Beer, thin-crust pizza and jokbal are trending
But what about this year? For those thinking of opening a franchise or private store, what would be the best fit in today’s economic climate?
According to industry sources, the business outlook for start-up founders and the self-employed is brighter than last year. It doesn’t mean, though, that there are no barriers. The value of household loans has reached 1,000 trillion won ($937.5 billion), affecting consumer spending, and macroeconomic conditions are not the best.
Optimism concerning start-ups is based on expectations that the local economy will start recovering in 2014. Economic institutions, both at home and abroad, have forecast Korea’s growth in the high 3 percent range, an improvement on last year. If the economy strengthens as forecast, franchise companies are expected to turn aggressive by launching new brands.
“There is the possibility that consumer spending this year could drop, despite growing household income,” says Kang Byung-oh, a professor at Chung-Ang University. “Barriers like that can be overcome if businesspeople focus on targeting women in their 20s and 30s and areas like modern Korean food.”
This year, industry experts including Kang say young women will be the main spenders, noting that women in their 20s and 30s have been spending more on beer due to the recent trend of enjoying pizza and beer.
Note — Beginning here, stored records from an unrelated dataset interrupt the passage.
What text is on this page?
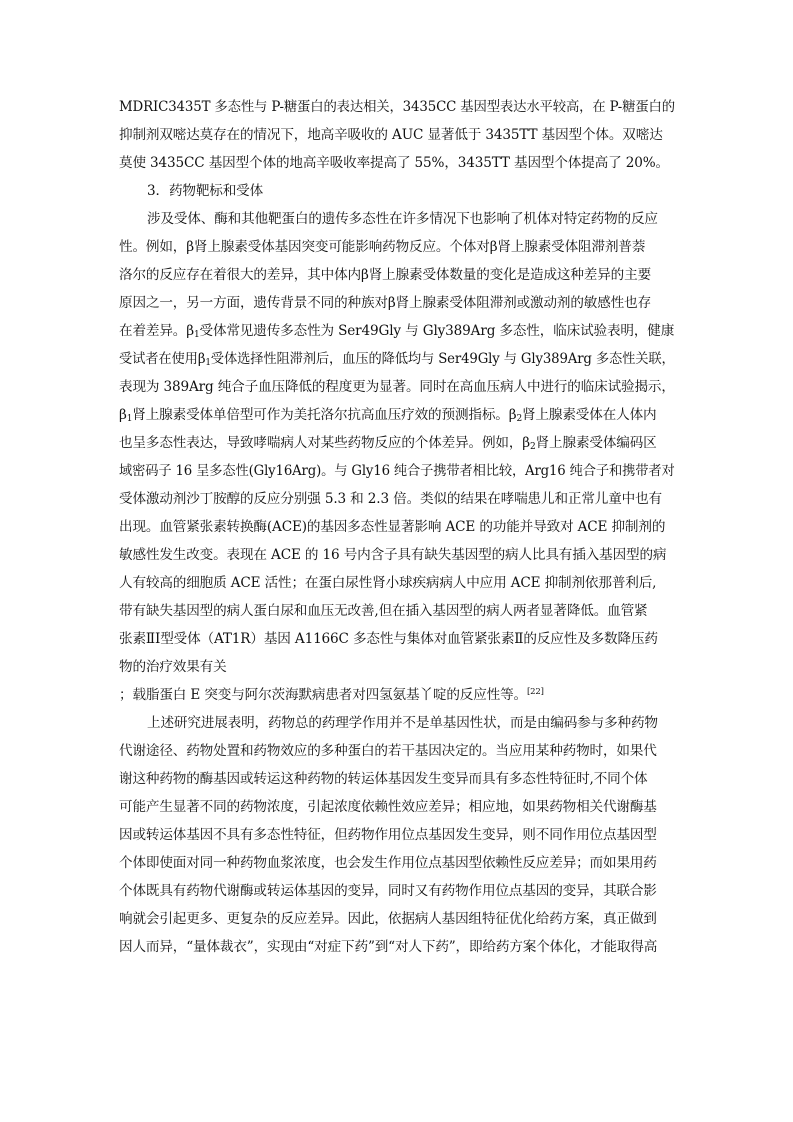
MDRIC3435T 多态性与 P-糖蛋白的表达相关，3435CC 基因型表达水平较高，在 P-糖蛋白的
抑制剂双嘧达莫存在的情况下，地高辛吸收的 AUC 显著低于 3435TT 基因型个体。双嘧达
莫使 3435CC 基因型个体的地高辛吸收率提高了 55%，3435TT 基因型个体提高了 20%。
3．药物靶标和受体
涉及受体、酶和其他靶蛋白的遗传多态性在许多情况下也影响了机体对特定药物的反应
性。例如，β肾上腺素受体基因突变可能影响药物反应。个体对β肾上腺素受体阻滞剂普萘
洛尔的反应存在着很大的差异，其中体内β肾上腺素受体数量的变化是造成这种差异的主要
原因之一，另一方面，遗传背景不同的种族对β肾上腺素受体阻滞剂或激动剂的敏感性也存
在着差异。$\beta_1$受体常见遗传多态性为 Ser49Gly 与 Gly389Arg 多态性，临床试验表明，健康
受试者在使用$\beta_1$受体选择性阻滞剂后，血压的降低均与 Ser49Gly 与 Gly389Arg 多态性关联，
表现为 389Arg 纯合子血压降低的程度更为显著。同时在高血压病人中进行的临床试验揭示，
$\beta_1$肾上腺素受体单倍型可作为美托洛尔抗高血压疗效的预测指标。$\beta_2$肾上腺素受体在人体内
也呈多态性表达，导致哮喘病人对某些药物反应的个体差异。例如，$\beta_2$肾上腺素受体编码区
域密码子 16 呈多态性(Gly16Arg)。与 Gly16 纯合子携带者相比较，Arg16 纯合子和携带者对
受体激动剂沙丁胺醇的反应分别强 5.3 和 2.3 倍。类似的结果在哮喘患儿和正常儿童中也有
出现。血管紧张素转换酶(ACE)的基因多态性显著影响 ACE 的功能并导致对 ACE 抑制剂的
敏感性发生改变。表现在 ACE 的 16 号内含子具有缺失基因型的病人比具有插入基因型的病
人有较高的细胞质 ACE 活性；在蛋白尿性肾小球疾病病人中应用 ACE 抑制剂依那普利后,
带有缺失基因型的病人蛋白尿和血压无改善,但在插入基因型的病人两者显著降低。血管紧
张素ⅡⅠ型受体（AT1R）基因 A1166C 多态性与集体对血管紧张素Ⅱ的反应性及多数降压药
物的治疗效果有关
；载脂蛋白 E 突变与阿尔茨海默病患者对四氢氨基丫啶的反应性等。[22]
上述研究进展表明，药物总的药理学作用并不是单基因性状，而是由编码参与多种药物
代谢途径、药物处置和药物效应的多种蛋白的若干基因决定的。当应用某种药物时，如果代
谢这种药物的酶基因或转运这种药物的转运体基因发生变异而具有多态性特征时,不同个体
可能产生显著不同的药物浓度，引起浓度依赖性效应差异；相应地，如果药物相关代谢酶基
因或转运体基因不具有多态性特征，但药物作用位点基因发生变异，则不同作用位点基因型
个体即使面对同一种药物血浆浓度，也会发生作用位点基因型依赖性反应差异；而如果用药
个体既具有药物代谢酶或转运体基因的变异，同时又有药物作用位点基因的变异，其联合影
响就会引起更多、更复杂的反应差异。因此，依据病人基因组特征优化给药方案，真正做到
因人而异，“量体裁衣”，实现由“对症下药”到“对人下药”，即给药方案个体化，才能取得高
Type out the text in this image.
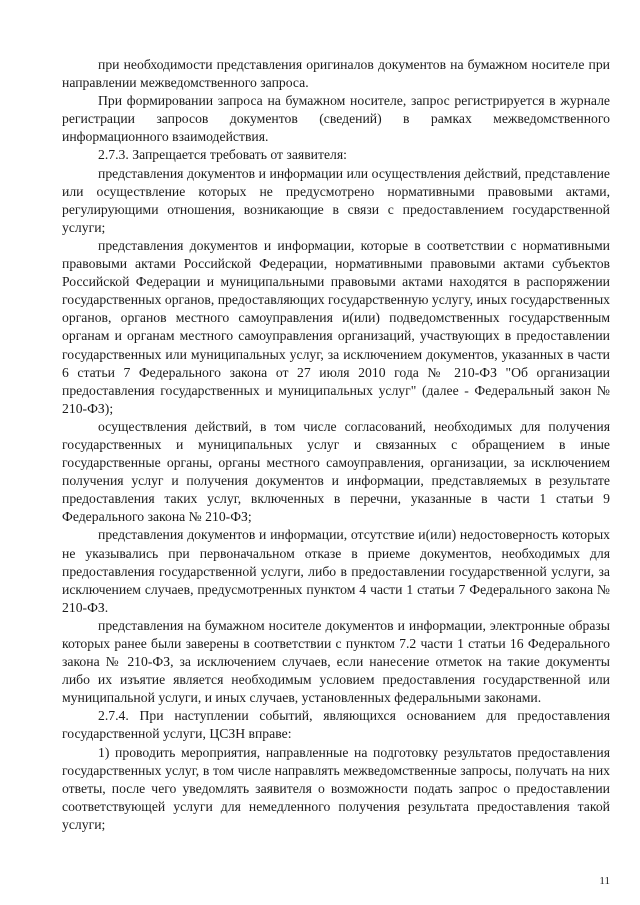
при необходимости представления оригиналов документов на бумажном носителе при направлении межведомственного запроса.

При формировании запроса на бумажном носителе, запрос регистрируется в журнале регистрации запросов документов (сведений) в рамках межведомственного информационного взаимодействия.

2.7.3. Запрещается требовать от заявителя:

представления документов и информации или осуществления действий, представление или осуществление которых не предусмотрено нормативными правовыми актами, регулирующими отношения, возникающие в связи с предоставлением государственной услуги;

представления документов и информации, которые в соответствии с нормативными правовыми актами Российской Федерации, нормативными правовыми актами субъектов Российской Федерации и муниципальными правовыми актами находятся в распоряжении государственных органов, предоставляющих государственную услугу, иных государственных органов, органов местного самоуправления и(или) подведомственных государственным органам и органам местного самоуправления организаций, участвующих в предоставлении государственных или муниципальных услуг, за исключением документов, указанных в части 6 статьи 7 Федерального закона от 27 июля 2010 года № 210-ФЗ "Об организации предоставления государственных и муниципальных услуг" (далее - Федеральный закон № 210-ФЗ);

осуществления действий, в том числе согласований, необходимых для получения государственных и муниципальных услуг и связанных с обращением в иные государственные органы, органы местного самоуправления, организации, за исключением получения услуг и получения документов и информации, представляемых в результате предоставления таких услуг, включенных в перечни, указанные в части 1 статьи 9 Федерального закона № 210-ФЗ;

представления документов и информации, отсутствие и(или) недостоверность которых не указывались при первоначальном отказе в приеме документов, необходимых для предоставления государственной услуги, либо в предоставлении государственной услуги, за исключением случаев, предусмотренных пунктом 4 части 1 статьи 7 Федерального закона № 210-ФЗ.

представления на бумажном носителе документов и информации, электронные образы которых ранее были заверены в соответствии с пунктом 7.2 части 1 статьи 16 Федерального закона № 210-ФЗ, за исключением случаев, если нанесение отметок на такие документы либо их изъятие является необходимым условием предоставления государственной или муниципальной услуги, и иных случаев, установленных федеральными законами.

2.7.4. При наступлении событий, являющихся основанием для предоставления государственной услуги, ЦСЗН вправе:

1) проводить мероприятия, направленные на подготовку результатов предоставления государственных услуг, в том числе направлять межведомственные запросы, получать на них ответы, после чего уведомлять заявителя о возможности подать запрос о предоставлении соответствующей услуги для немедленного получения результата предоставления такой услуги;

11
In the past, the interiors of local pubs that sell chicken and beer were designed to lure men. However, they are now being redesigned to be female-friendly.
Mad Fry Chicken, a franchise that sells fried chicken, has differentiated itself by decorating the interior of its stores with a casual concept resembling an English pub. Also, it has introduced fondue to attract young women.
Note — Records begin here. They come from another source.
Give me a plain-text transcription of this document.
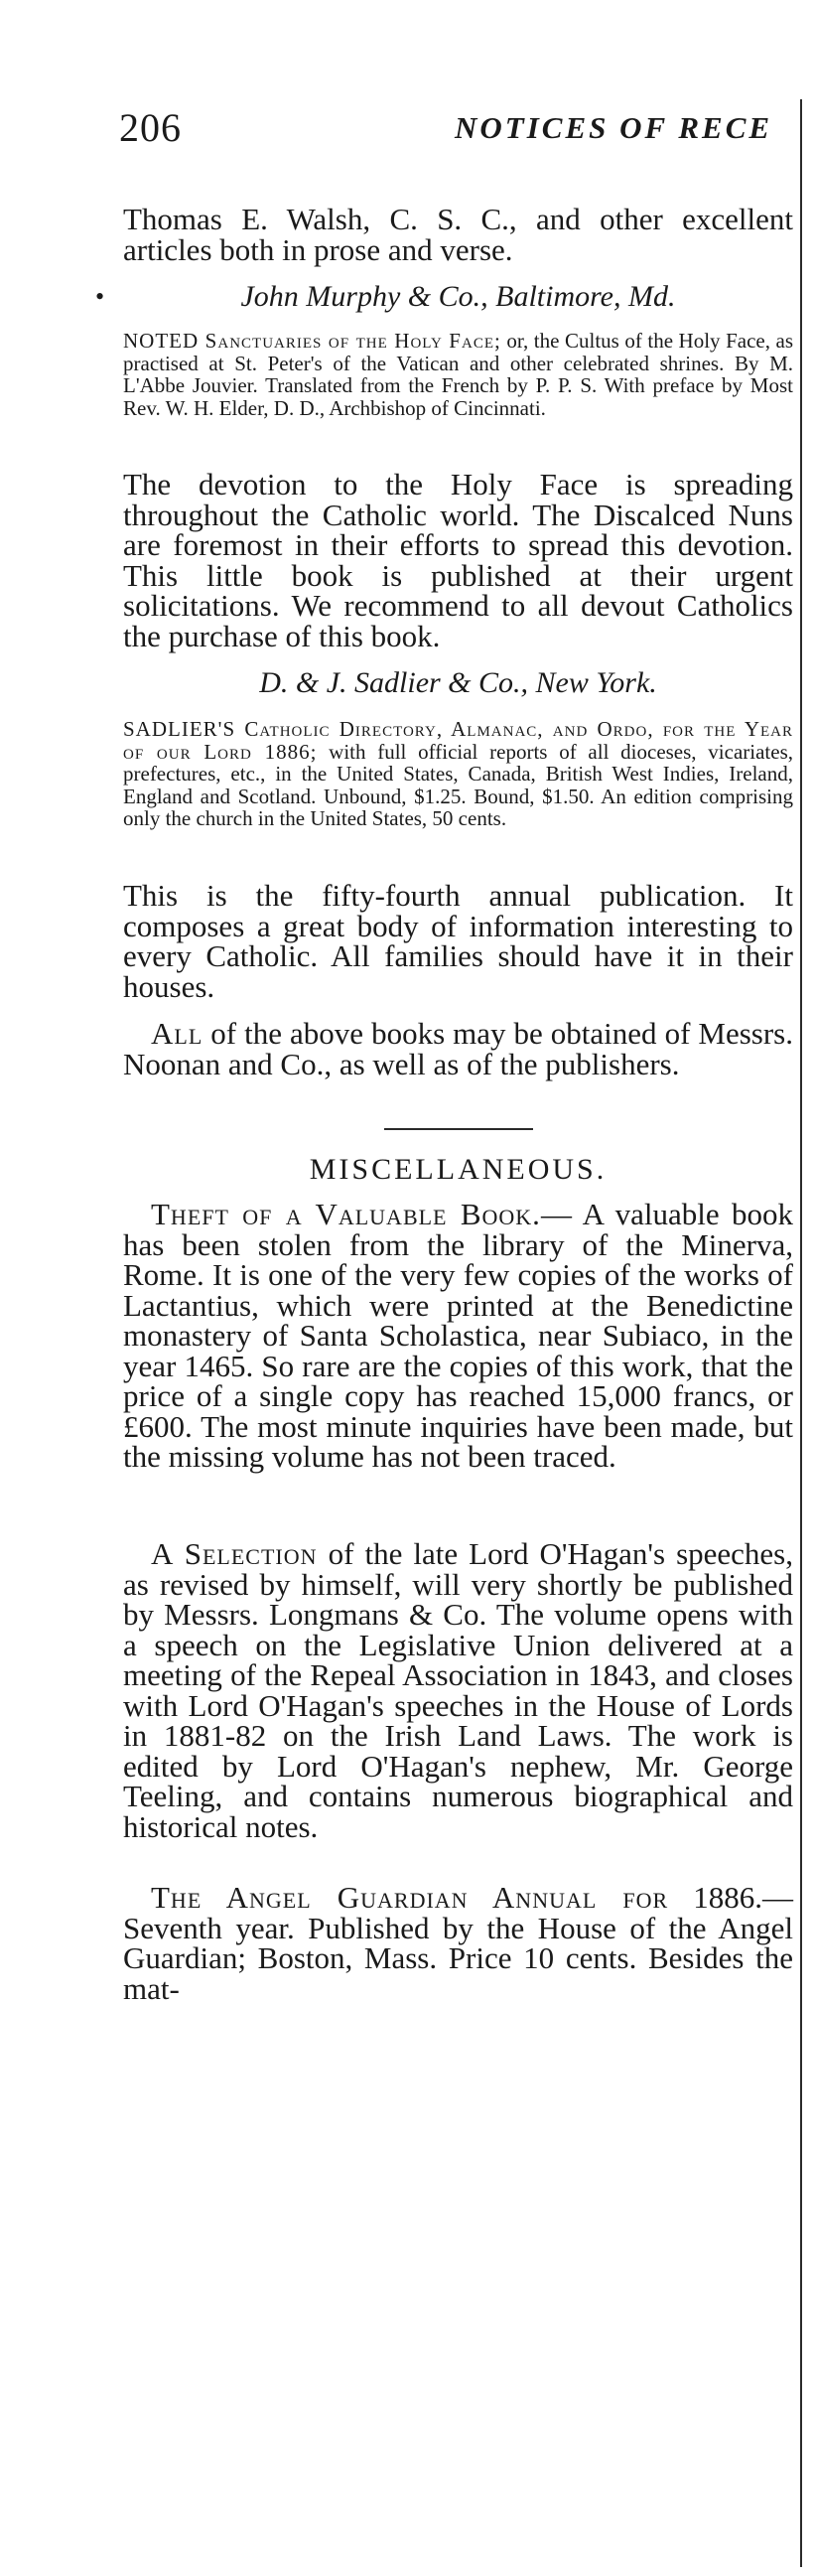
206	NOTICES OF RECE

Thomas E. Walsh, C. S. C., and other excellent articles both in prose and verse.

•	John Murphy & Co., Baltimore, Md.

NOTED Sanctuaries of the Holy Face; or, the Cultus of the Holy Face, as practised at St. Peter's of the Vatican and other celebrated shrines. By M. L'Abbe Jouvier. Translated from the French by P. P. S. With preface by Most Rev. W. H. Elder, D. D., Archbishop of Cincinnati.

The devotion to the Holy Face is spreading throughout the Catholic world. The Discalced Nuns are foremost in their efforts to spread this devotion. This little book is published at their urgent solicitations. We recommend to all devout Catholics the purchase of this book.

D. & J. Sadlier & Co., New York.

SADLIER'S Catholic Directory, Almanac, and Ordo, for the Year of our Lord 1886; with full official reports of all dioceses, vicariates, prefectures, etc., in the United States, Canada, British West Indies, Ireland, England and Scotland. Unbound, $1.25. Bound, $1.50. An edition comprising only the church in the United States, 50 cents.

This is the fifty-fourth annual publication. It composes a great body of information interesting to every Catholic. All families should have it in their houses.

All of the above books may be obtained of Messrs. Noonan and Co., as well as of the publishers.

MISCELLANEOUS.

Theft of a Valuable Book.— A valuable book has been stolen from the library of the Minerva, Rome. It is one of the very few copies of the works of Lactantius, which were printed at the Benedictine monastery of Santa Scholastica, near Subiaco, in the year 1465. So rare are the copies of this work, that the price of a single copy has reached 15,000 francs, or £600. The most minute inquiries have been made, but the missing volume has not been traced.

A Selection of the late Lord O'Hagan's speeches, as revised by himself, will very shortly be published by Messrs. Longmans & Co. The volume opens with a speech on the Legislative Union delivered at a meeting of the Repeal Association in 1843, and closes with Lord O'Hagan's speeches in the House of Lords in 1881-82 on the Irish Land Laws. The work is edited by Lord O'Hagan's nephew, Mr. George Teeling, and contains numerous biographical and historical notes.

The Angel Guardian Annual for 1886.— Seventh year. Published by the House of the Angel Guardian; Boston, Mass. Price 10 cents. Besides the mat-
Pizza stores are also targeting young women. Rather than selling American-style pizzas with thick dough, many new pizza places offer a thin crust.
“Normally, when people order fried chicken, they get a whole chicken,” says Jang Shi-nae, a 27-year-old owner of a pizza-beer restaurant in Seoul. “And it’s true that for many women out there, a whole chicken is too much to enjoy.
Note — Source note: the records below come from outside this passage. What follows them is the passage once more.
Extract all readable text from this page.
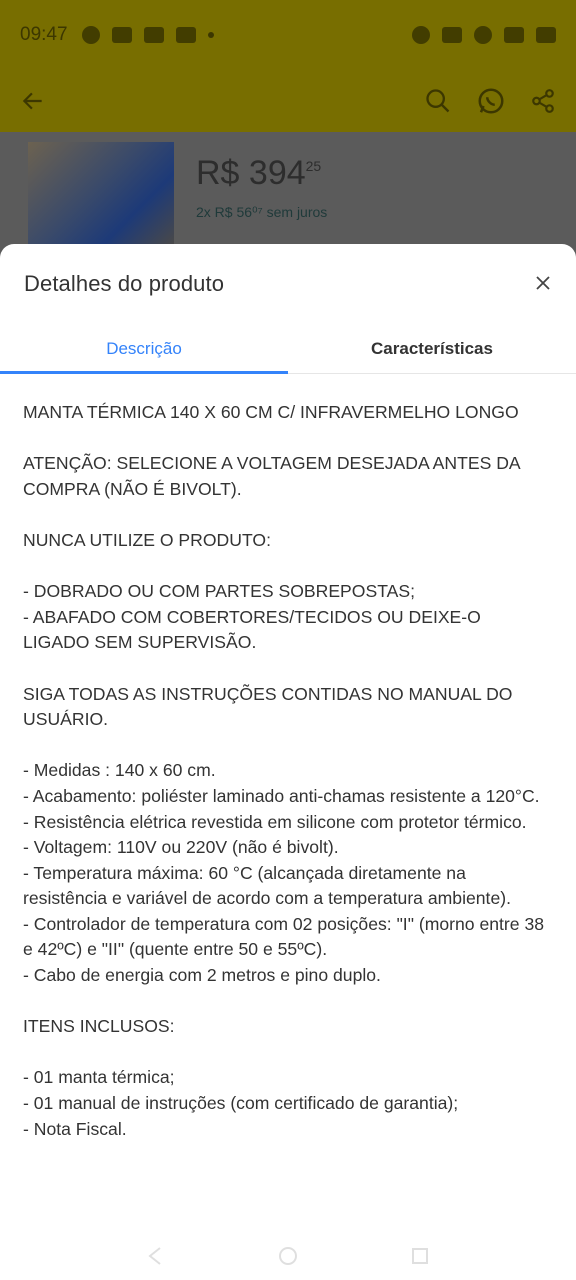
09:47
R$ $394^{25}$
2x R$ 56⁰⁷ sem juros
Detalhes do produto
Descrição	Características

MANTA TÉRMICA 140 X 60 CM C/ INFRAVERMELHO LONGO

ATENÇÃO: SELECIONE A VOLTAGEM DESEJADA ANTES DA COMPRA (NÃO É BIVOLT).

NUNCA UTILIZE O PRODUTO:

- DOBRADO OU COM PARTES SOBREPOSTAS;

- ABAFADO COM COBERTORES/TECIDOS OU DEIXE-O LIGADO SEM SUPERVISÃO.

SIGA TODAS AS INSTRUÇÕES CONTIDAS NO MANUAL DO USUÁRIO.

- Medidas : 140 x 60 cm.

- Acabamento: poliéster laminado anti-chamas resistente a 120°C.

- Resistência elétrica revestida em silicone com protetor térmico.

- Voltagem: 110V ou 220V (não é bivolt).

- Temperatura máxima: 60 °C (alcançada diretamente na resistência e variável de acordo com a temperatura ambiente).

- Controlador de temperatura com 02 posições: "I" (morno entre 38 e 42ºC) e "II" (quente entre 50 e 55ºC).

- Cabo de energia com 2 metros e pino duplo.

ITENS INCLUSOS:

- 01 manta térmica;

- 01 manual de instruções (com certificado de garantia);

- Nota Fiscal.
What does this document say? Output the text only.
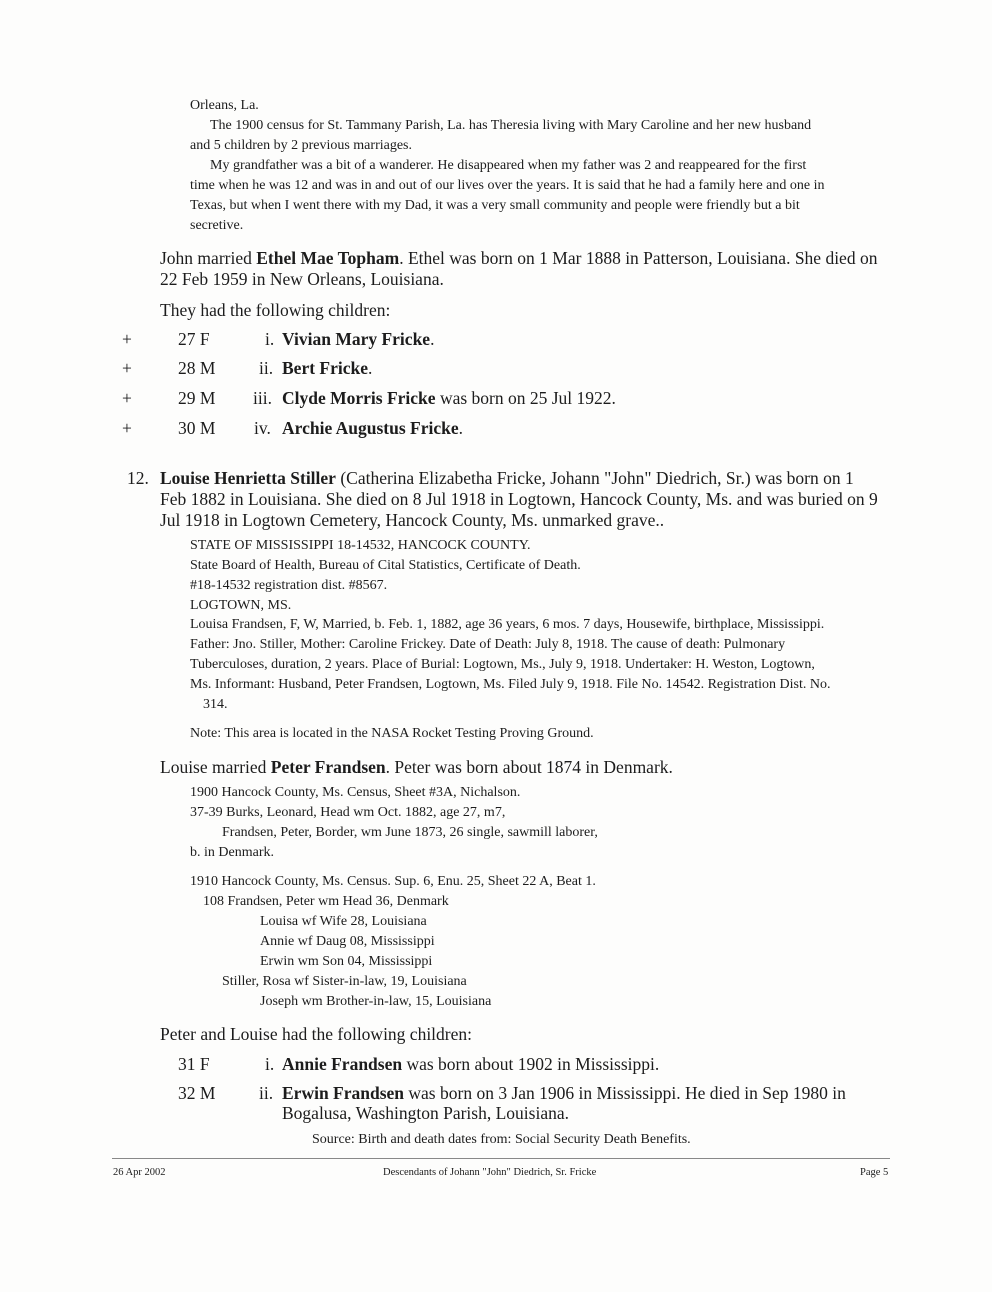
Orleans, La.
The 1900 census for St. Tammany Parish, La. has Theresia living with Mary Caroline and her new husband
and 5 children by 2 previous marriages.
My grandfather was a bit of a wanderer. He disappeared when my father was 2 and reappeared for the first
time when he was 12 and was in and out of our lives over the years. It is said that he had a family here and one in
Texas, but when I went there with my Dad, it was a very small community and people were friendly but a bit
secretive.
John married Ethel Mae Topham. Ethel was born on 1 Mar 1888 in Patterson, Louisiana. She died on
22 Feb 1959 in New Orleans, Louisiana.
They had the following children:
+	27 F	i. Vivian Mary Fricke.
+	28 M ii. Bert Fricke.
+	29 M iii. Clyde Morris Fricke was born on 25 Jul 1922.
+	30 M iv. Archie Augustus Fricke.
12. Louise Henrietta Stiller (Catherina Elizabetha Fricke, Johann "John" Diedrich, Sr.) was born on 1
Feb 1882 in Louisiana. She died on 8 Jul 1918 in Logtown, Hancock County, Ms. and was buried on 9
Jul 1918 in Logtown Cemetery, Hancock County, Ms. unmarked grave..
STATE OF MISSISSIPPI 18-14532, HANCOCK COUNTY.
State Board of Health, Bureau of Cital Statistics, Certificate of Death.
#18-14532 registration dist. #8567.
LOGTOWN, MS.
Louisa Frandsen, F, W, Married, b. Feb. 1, 1882, age 36 years, 6 mos. 7 days, Housewife, birthplace, Mississippi.
Father: Jno. Stiller, Mother: Caroline Frickey. Date of Death: July 8, 1918. The cause of death: Pulmonary
Tuberculoses, duration, 2 years. Place of Burial: Logtown, Ms., July 9, 1918. Undertaker: H. Weston, Logtown,
Ms. Informant: Husband, Peter Frandsen, Logtown, Ms. Filed July 9, 1918. File No. 14542. Registration Dist. No.
314.
Note: This area is located in the NASA Rocket Testing Proving Ground.
Louise married Peter Frandsen. Peter was born about 1874 in Denmark.
1900 Hancock County, Ms. Census, Sheet #3A, Nichalson.
37-39 Burks, Leonard, Head wm Oct. 1882, age 27, m7,
Frandsen, Peter, Border, wm June 1873, 26 single, sawmill laborer,
b. in Denmark.
1910 Hancock County, Ms. Census. Sup. 6, Enu. 25, Sheet 22 A, Beat 1.
108 Frandsen, Peter wm Head 36, Denmark
Louisa wf Wife 28, Louisiana
Annie wf Daug 08, Mississippi
Erwin wm Son 04, Mississippi
Stiller, Rosa wf Sister-in-law, 19, Louisiana
Joseph wm Brother-in-law, 15, Louisiana
Peter and Louise had the following children:
31 F	i. Annie Frandsen was born about 1902 in Mississippi.
32 M ii. Erwin Frandsen was born on 3 Jan 1906 in Mississippi. He died in Sep 1980 in
Bogalusa, Washington Parish, Louisiana.
Source: Birth and death dates from: Social Security Death Benefits.
26 Apr 2002	Descendants of Johann "John" Diedrich, Sr. Fricke	Page 5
“Pizza and beer is lighter because women can order just one or two pieces with a cup of beer.”
At Jang’s store, a set that includes a slice of pizza and two glasses of beer is 9,900 won.
According to Jang, 70 percent of customers who buy the set are women.
This year, industry people also recommend opening modern Korean restaurants, for example, a modernized jokbal (boiled pig’s feet) place. They note that, in the past, it was mainly men in their 40s and 50s who enjoyed a plate of jokbal, but now women in their 20s and 30s also enjoy it because the food is known to be rich in collagen, a kind of protein good for skin. With more young consumers in the group, many jokbal places have opened in hip areas like Hongdae and Gangnam.
“Our store targets young consumers that look after their health and beauty,” says Woo Eun-ju, a 32-year-old owner of a jokbal place in Hongdae, northern Seoul. “We differentiated our restaurant by decorating the interior using colors of pop art.”
This year, experts note that rather than opening big stores, small ones of less than 33 square meters (355 square feet) will be more popular as they are less expensive.
They point to snack stores that sell rice balls priced from 1,500 won to 3,000 won.
“Rice balls are a popular snack, especially among students like me as they are easy to eat in between classes,” says Kim Hyung-joon, a teenager. “Plus, they’re also cheap.”